Is there any way to quickly tell if your speedometer is accurate? … or there anyway to calibrate your speedo? It seems as if a lot of cars are passing me on the highway.

Good ol’ stopwatch or second person watching the second hand on their watch.
Drive a segment of straight highway with mile markers, at 60 mph showing. Time the mile markers. 60 mph will be one mile in one minute (60 sec.).

I agree, but you need to do it a few times because the mile markers themselves aren’t necessarily placed at exactly the right point. I’ve noticed some states have the “check stations” where the markers are correctly spaced, but otherwise you need to average a few.

Another way to use the highway markers is to drive 10 miles based on the markers and check your trip odometer at the beginning and end of the 10 miles and calculate the difference between the markers and the odo.

For instance, if the marker distance was 10.0 miles and the trip odo was 11.0 miles, the trip odo and speedometer are 10% higher than your actual speed, i.e. thespeedometer would read 55 mph when the car was traveling at 50 mph. My cars and trucks tend to be around 2 or 3% off.

When I’m on the highway doing 65-68 mph in a 65 mph speed zone, most cars are flying by me.

Ed B.

Borrow a GPS unit. Most units will have a page that displays the instantaneous speed. Stick it up on the dash where you can glance at it and compare it with the speedometer. I have done that with my car and am amazed at how consistently high the speedometer is compared to the GPS reading.

Much like the mile markers, you have to average the samples for a GPS reading. GPS units are only accurate to about a dozen feet at best, but can be even less so depending on reception conditions. This makes the instant speed measurements not especially accurate, because at any given second the distance between the two points that it took you X amount of time to travel may be totally wrong.
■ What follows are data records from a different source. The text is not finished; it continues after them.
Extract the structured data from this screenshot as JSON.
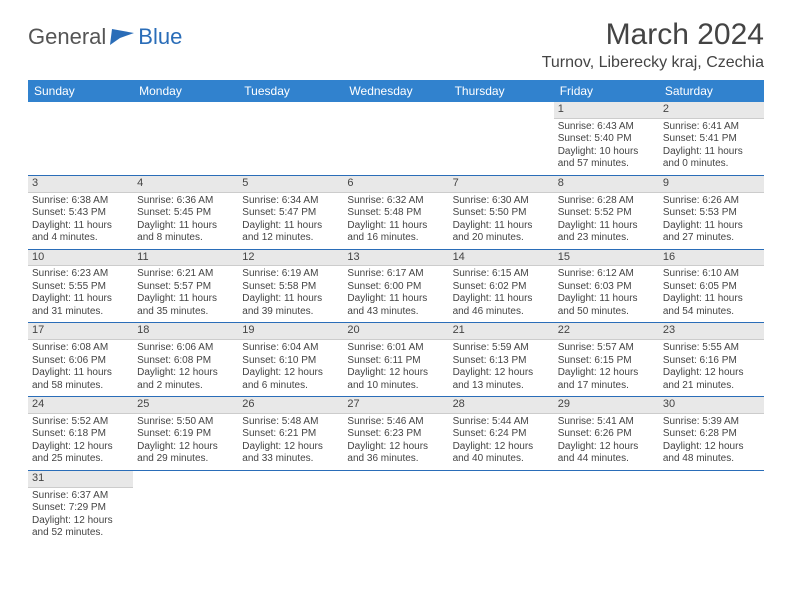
{
  "logo": {
    "general": "General",
    "blue": "Blue"
  },
  "title": "March 2024",
  "location": "Turnov, Liberecky kraj, Czechia",
  "headers": [
    "Sunday",
    "Monday",
    "Tuesday",
    "Wednesday",
    "Thursday",
    "Friday",
    "Saturday"
  ],
  "colors": {
    "header_bg": "#3182ce",
    "accent": "#2a6db8",
    "daynum_bg": "#e8e8e8"
  },
  "weeks": [
    [
      null,
      null,
      null,
      null,
      null,
      {
        "n": "1",
        "sr": "Sunrise: 6:43 AM",
        "ss": "Sunset: 5:40 PM",
        "dl": "Daylight: 10 hours and 57 minutes."
      },
      {
        "n": "2",
        "sr": "Sunrise: 6:41 AM",
        "ss": "Sunset: 5:41 PM",
        "dl": "Daylight: 11 hours and 0 minutes."
      }
    ],
    [
      {
        "n": "3",
        "sr": "Sunrise: 6:38 AM",
        "ss": "Sunset: 5:43 PM",
        "dl": "Daylight: 11 hours and 4 minutes."
      },
      {
        "n": "4",
        "sr": "Sunrise: 6:36 AM",
        "ss": "Sunset: 5:45 PM",
        "dl": "Daylight: 11 hours and 8 minutes."
      },
      {
        "n": "5",
        "sr": "Sunrise: 6:34 AM",
        "ss": "Sunset: 5:47 PM",
        "dl": "Daylight: 11 hours and 12 minutes."
      },
      {
        "n": "6",
        "sr": "Sunrise: 6:32 AM",
        "ss": "Sunset: 5:48 PM",
        "dl": "Daylight: 11 hours and 16 minutes."
      },
      {
        "n": "7",
        "sr": "Sunrise: 6:30 AM",
        "ss": "Sunset: 5:50 PM",
        "dl": "Daylight: 11 hours and 20 minutes."
      },
      {
        "n": "8",
        "sr": "Sunrise: 6:28 AM",
        "ss": "Sunset: 5:52 PM",
        "dl": "Daylight: 11 hours and 23 minutes."
      },
      {
        "n": "9",
        "sr": "Sunrise: 6:26 AM",
        "ss": "Sunset: 5:53 PM",
        "dl": "Daylight: 11 hours and 27 minutes."
      }
    ],
    [
      {
        "n": "10",
        "sr": "Sunrise: 6:23 AM",
        "ss": "Sunset: 5:55 PM",
        "dl": "Daylight: 11 hours and 31 minutes."
      },
      {
        "n": "11",
        "sr": "Sunrise: 6:21 AM",
        "ss": "Sunset: 5:57 PM",
        "dl": "Daylight: 11 hours and 35 minutes."
      },
      {
        "n": "12",
        "sr": "Sunrise: 6:19 AM",
        "ss": "Sunset: 5:58 PM",
        "dl": "Daylight: 11 hours and 39 minutes."
      },
      {
        "n": "13",
        "sr": "Sunrise: 6:17 AM",
        "ss": "Sunset: 6:00 PM",
        "dl": "Daylight: 11 hours and 43 minutes."
      },
      {
        "n": "14",
        "sr": "Sunrise: 6:15 AM",
        "ss": "Sunset: 6:02 PM",
        "dl": "Daylight: 11 hours and 46 minutes."
      },
      {
        "n": "15",
        "sr": "Sunrise: 6:12 AM",
        "ss": "Sunset: 6:03 PM",
        "dl": "Daylight: 11 hours and 50 minutes."
      },
      {
        "n": "16",
        "sr": "Sunrise: 6:10 AM",
        "ss": "Sunset: 6:05 PM",
        "dl": "Daylight: 11 hours and 54 minutes."
      }
    ],
    [
      {
        "n": "17",
        "sr": "Sunrise: 6:08 AM",
        "ss": "Sunset: 6:06 PM",
        "dl": "Daylight: 11 hours and 58 minutes."
      },
      {
        "n": "18",
        "sr": "Sunrise: 6:06 AM",
        "ss": "Sunset: 6:08 PM",
        "dl": "Daylight: 12 hours and 2 minutes."
      },
      {
        "n": "19",
        "sr": "Sunrise: 6:04 AM",
        "ss": "Sunset: 6:10 PM",
        "dl": "Daylight: 12 hours and 6 minutes."
      },
      {
        "n": "20",
        "sr": "Sunrise: 6:01 AM",
        "ss": "Sunset: 6:11 PM",
        "dl": "Daylight: 12 hours and 10 minutes."
      },
      {
        "n": "21",
        "sr": "Sunrise: 5:59 AM",
        "ss": "Sunset: 6:13 PM",
        "dl": "Daylight: 12 hours and 13 minutes."
      },
      {
        "n": "22",
        "sr": "Sunrise: 5:57 AM",
        "ss": "Sunset: 6:15 PM",
        "dl": "Daylight: 12 hours and 17 minutes."
      },
      {
        "n": "23",
        "sr": "Sunrise: 5:55 AM",
        "ss": "Sunset: 6:16 PM",
        "dl": "Daylight: 12 hours and 21 minutes."
      }
    ],
    [
      {
        "n": "24",
        "sr": "Sunrise: 5:52 AM",
        "ss": "Sunset: 6:18 PM",
        "dl": "Daylight: 12 hours and 25 minutes."
      },
      {
        "n": "25",
        "sr": "Sunrise: 5:50 AM",
        "ss": "Sunset: 6:19 PM",
        "dl": "Daylight: 12 hours and 29 minutes."
      },
      {
        "n": "26",
        "sr": "Sunrise: 5:48 AM",
        "ss": "Sunset: 6:21 PM",
        "dl": "Daylight: 12 hours and 33 minutes."
      },
      {
        "n": "27",
        "sr": "Sunrise: 5:46 AM",
        "ss": "Sunset: 6:23 PM",
        "dl": "Daylight: 12 hours and 36 minutes."
      },
      {
        "n": "28",
        "sr": "Sunrise: 5:44 AM",
        "ss": "Sunset: 6:24 PM",
        "dl": "Daylight: 12 hours and 40 minutes."
      },
      {
        "n": "29",
        "sr": "Sunrise: 5:41 AM",
        "ss": "Sunset: 6:26 PM",
        "dl": "Daylight: 12 hours and 44 minutes."
      },
      {
        "n": "30",
        "sr": "Sunrise: 5:39 AM",
        "ss": "Sunset: 6:28 PM",
        "dl": "Daylight: 12 hours and 48 minutes."
      }
    ],
    [
      {
        "n": "31",
        "sr": "Sunrise: 6:37 AM",
        "ss": "Sunset: 7:29 PM",
        "dl": "Daylight: 12 hours and 52 minutes."
      },
      null,
      null,
      null,
      null,
      null,
      null
    ]
  ]
}
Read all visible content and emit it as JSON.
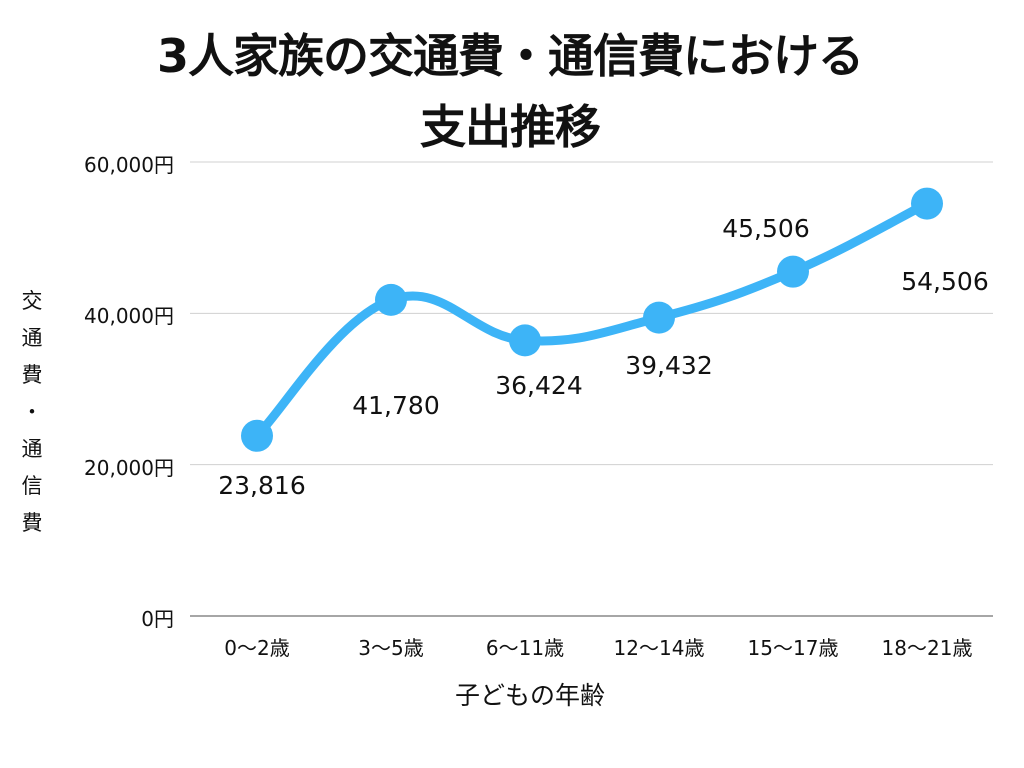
{
  "chart_data": {
    "type": "line",
    "title": "3人家族の交通費・通信費における支出推移",
    "title_lines": [
      "3人家族の交通費・通信費における",
      "支出推移"
    ],
    "xlabel": "子どもの年齢",
    "ylabel": "交通費・通信費",
    "ylabel_chars": [
      "交",
      "通",
      "費",
      "・",
      "通",
      "信",
      "費"
    ],
    "categories": [
      "0〜2歳",
      "3〜5歳",
      "6〜11歳",
      "12〜14歳",
      "15〜17歳",
      "18〜21歳"
    ],
    "series": [
      {
        "name": "交通費・通信費",
        "values": [
          23816,
          41780,
          36424,
          39432,
          45506,
          54506
        ],
        "color": "#3db4f7"
      }
    ],
    "data_labels": [
      "23,816",
      "41,780",
      "36,424",
      "39,432",
      "45,506",
      "54,506"
    ],
    "yticks": [
      0,
      20000,
      40000,
      60000
    ],
    "ytick_labels": [
      "0円",
      "20,000円",
      "40,000円",
      "60,000円"
    ],
    "ylim": [
      0,
      60000
    ],
    "grid": true,
    "legend": "none",
    "smooth": true
  }
}
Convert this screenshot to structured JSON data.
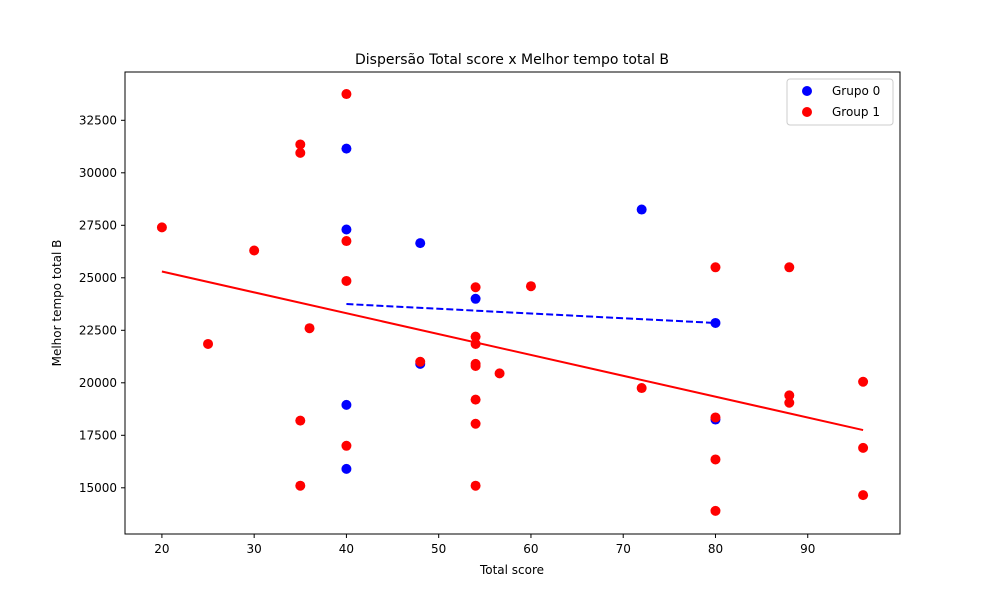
{
  "chart_data": {
    "type": "scatter",
    "title": "Dispersão Total score x Melhor tempo total B",
    "xlabel": "Total score",
    "ylabel": "Melhor tempo total B",
    "xlim": [
      16,
      100
    ],
    "ylim": [
      12800,
      34800
    ],
    "xticks": [
      20,
      30,
      40,
      50,
      60,
      70,
      80,
      90
    ],
    "yticks": [
      15000,
      17500,
      20000,
      22500,
      25000,
      27500,
      30000,
      32500
    ],
    "grid": false,
    "legend_position": "top-right",
    "series": [
      {
        "name": "Grupo 0",
        "color": "#0000ff",
        "points": [
          [
            40,
            31150
          ],
          [
            40,
            27300
          ],
          [
            40,
            18950
          ],
          [
            40,
            15900
          ],
          [
            48,
            26650
          ],
          [
            48,
            20900
          ],
          [
            54,
            24000
          ],
          [
            72,
            28250
          ],
          [
            80,
            22850
          ],
          [
            80,
            18250
          ]
        ]
      },
      {
        "name": "Group 1",
        "color": "#ff0000",
        "points": [
          [
            20,
            27400
          ],
          [
            25,
            21850
          ],
          [
            30,
            26300
          ],
          [
            35,
            31350
          ],
          [
            35,
            30950
          ],
          [
            35,
            18200
          ],
          [
            35,
            15100
          ],
          [
            36,
            22600
          ],
          [
            40,
            33750
          ],
          [
            40,
            26750
          ],
          [
            40,
            24850
          ],
          [
            40,
            17000
          ],
          [
            48,
            21000
          ],
          [
            54,
            24550
          ],
          [
            54,
            22200
          ],
          [
            54,
            21850
          ],
          [
            54,
            20900
          ],
          [
            54,
            20800
          ],
          [
            54,
            19200
          ],
          [
            54,
            18050
          ],
          [
            54,
            15100
          ],
          [
            56.6,
            20450
          ],
          [
            60,
            24600
          ],
          [
            72,
            19750
          ],
          [
            80,
            25500
          ],
          [
            80,
            18350
          ],
          [
            80,
            16350
          ],
          [
            80,
            13900
          ],
          [
            88,
            25500
          ],
          [
            88,
            19400
          ],
          [
            88,
            19050
          ],
          [
            96,
            20050
          ],
          [
            96,
            16900
          ],
          [
            96,
            14650
          ]
        ]
      }
    ],
    "trendlines": [
      {
        "series": "Grupo 0",
        "color": "#0000ff",
        "style": "dashed",
        "x": [
          40,
          80
        ],
        "y": [
          23750,
          22850
        ]
      },
      {
        "series": "Group 1",
        "color": "#ff0000",
        "style": "solid",
        "x": [
          20,
          96
        ],
        "y": [
          25300,
          17750
        ]
      }
    ]
  }
}
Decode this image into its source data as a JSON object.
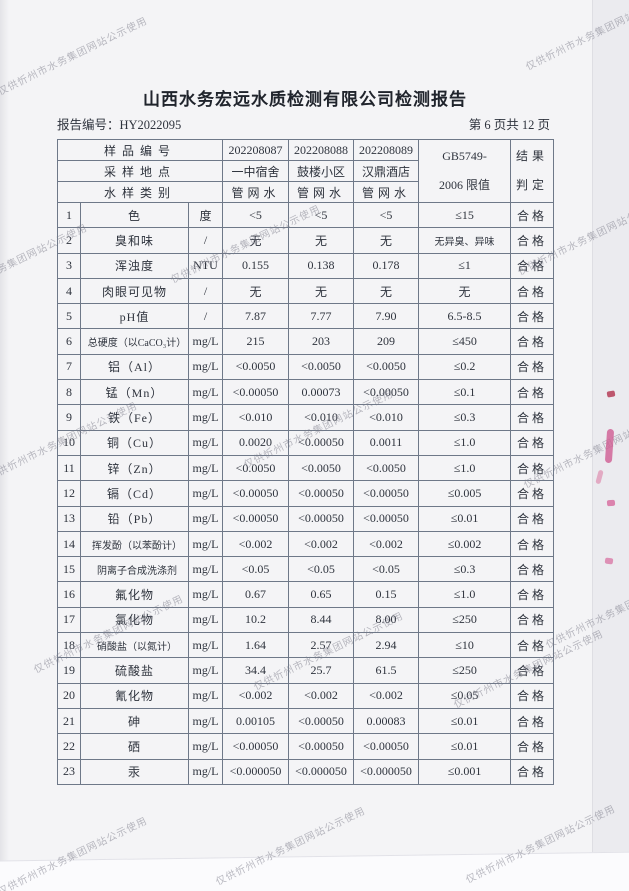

The best way to accurately detect speedometer error with a GPS unit is to reset the odometer on your car and on the unit and then go on a long highway trip and compare the two figures you end up with. Because the errors in the GPS unit are more or less random over time it will average out. However, do note that this won’t work in city driving because when you’re stopped, the receiver will interpret the changes in reading while you’re stationary as movement.

Our Garmin 260W reads a consistent 2 mph faster at 60 mph than our car’s speedometer, always! Whether the GPS is accurate or not, I have not yet determined but it is very consistent.

I don’t trust highway mile markers; have found some that seem to be placed in error.